Cecilia Malmstrom, the EU’s trade chief, said a binding reference to the Paris agreement would be “needed in all EU trade agreements” from now on, noting that it had been included in a deal with Japan.
She said upcoming deals with Mexico and the South American trade bloc Mercosur would also include the clause.
A European Commission spokesperson confirmed that the new EU policy would also apply to a post-Brexit trade deal with the UK – meaning Britain would risk its trade deal with the bloc were it ever to try to back out of the accord.
The move effectively means the 500-million-citizen bloc is throwing its trade might behind tackling climate change.

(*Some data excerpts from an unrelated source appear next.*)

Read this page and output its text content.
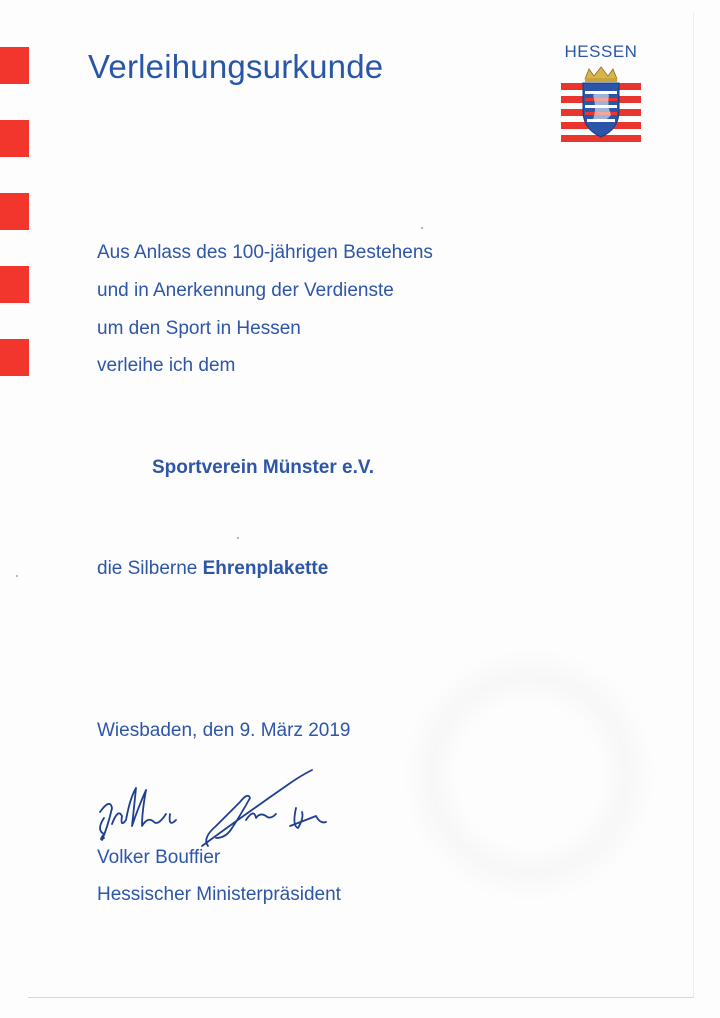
Verleihungsurkunde	HESSEN
Aus Anlass des 100-jährigen Bestehens
und in Anerkennung der Verdienste
um den Sport in Hessen
verleihe ich dem
Sportverein Münster e.V.
die Silberne Ehrenplakette
Wiesbaden, den 9. März 2019
Volker Bouffier
Hessischer Ministerpräsident
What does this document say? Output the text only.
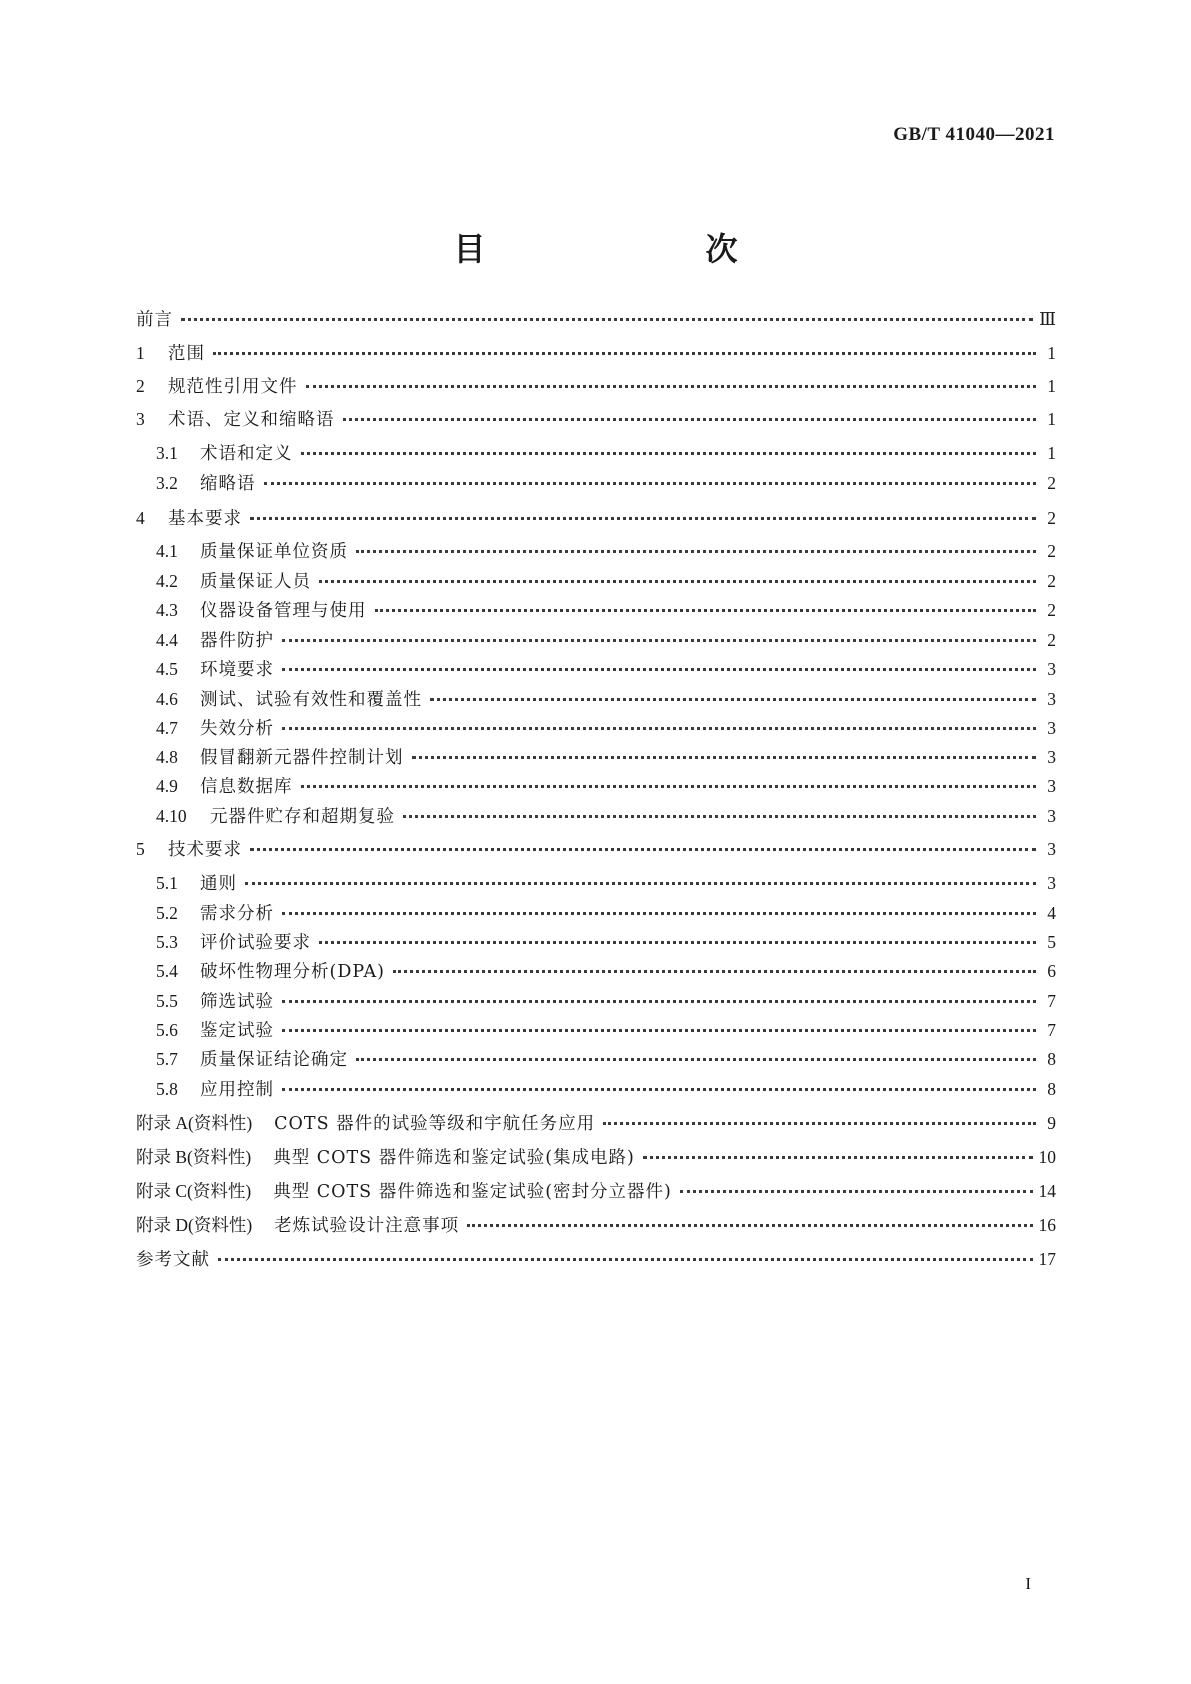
GB/T 41040—2021
目　　次
前言	Ⅲ
1	范围	1
2	规范性引用文件	1
3	术语、定义和缩略语	1
3.1	术语和定义	1
3.2	缩略语	2
4	基本要求	2
4.1	质量保证单位资质	2
4.2	质量保证人员	2
4.3	仪器设备管理与使用	2
4.4	器件防护	2
4.5	环境要求	3
4.6	测试、试验有效性和覆盖性	3
4.7	失效分析	3
4.8	假冒翻新元器件控制计划	3
4.9	信息数据库	3
4.10	元器件贮存和超期复验	3
5	技术要求	3
5.1	通则	3
5.2	需求分析	4
5.3	评价试验要求	5
5.4	破坏性物理分析(DPA)	6
5.5	筛选试验	7
5.6	鉴定试验	7
5.7	质量保证结论确定	8
5.8	应用控制	8
附录 A(资料性) COTS 器件的试验等级和宇航任务应用	9
附录 B(资料性) 典型 COTS 器件筛选和鉴定试验(集成电路)	10
附录 C(资料性) 典型 COTS 器件筛选和鉴定试验(密封分立器件)	14
附录 D(资料性) 老炼试验设计注意事项	16
参考文献	17
I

But the policy also means a future trade deal with the US as long as Donald Trump is in office is off the table for now. The US President has indicated that he will not sign up to the deal to cut greenhouse emissions and has said he wants to renegotiate it – a plan most other countries, including the UK, have rejected.
Conveniently, talks on a trade agreement between the EU and US were effectively frozen from 2016 after Mr Trump was elected.
The Paris accord aims to prevent the earth from warming more than 2C above pre-industrial temperatures. 195 countries have signed the agreement, and 174 have become party to it.
A European Commission spokesperson told The Independent: “All agreements negotiated by the EU include a very substantial chapter on trade and sustainable development with social and environmental standards shaping the agreements.
“Since the deal we concluded last year with Japan, this chapter contains an explicit reference to the ratification and actual implementation of the Paris climate deal.
“This point is a priority for the EU and it would be difficult to imagine concluding an important trade deal without an ambitious chapter on trade and sustainable development attached to it.
“When it comes to the negotiations with the US for a trade agreement, those are ‘frozen’ since the end of 2016.”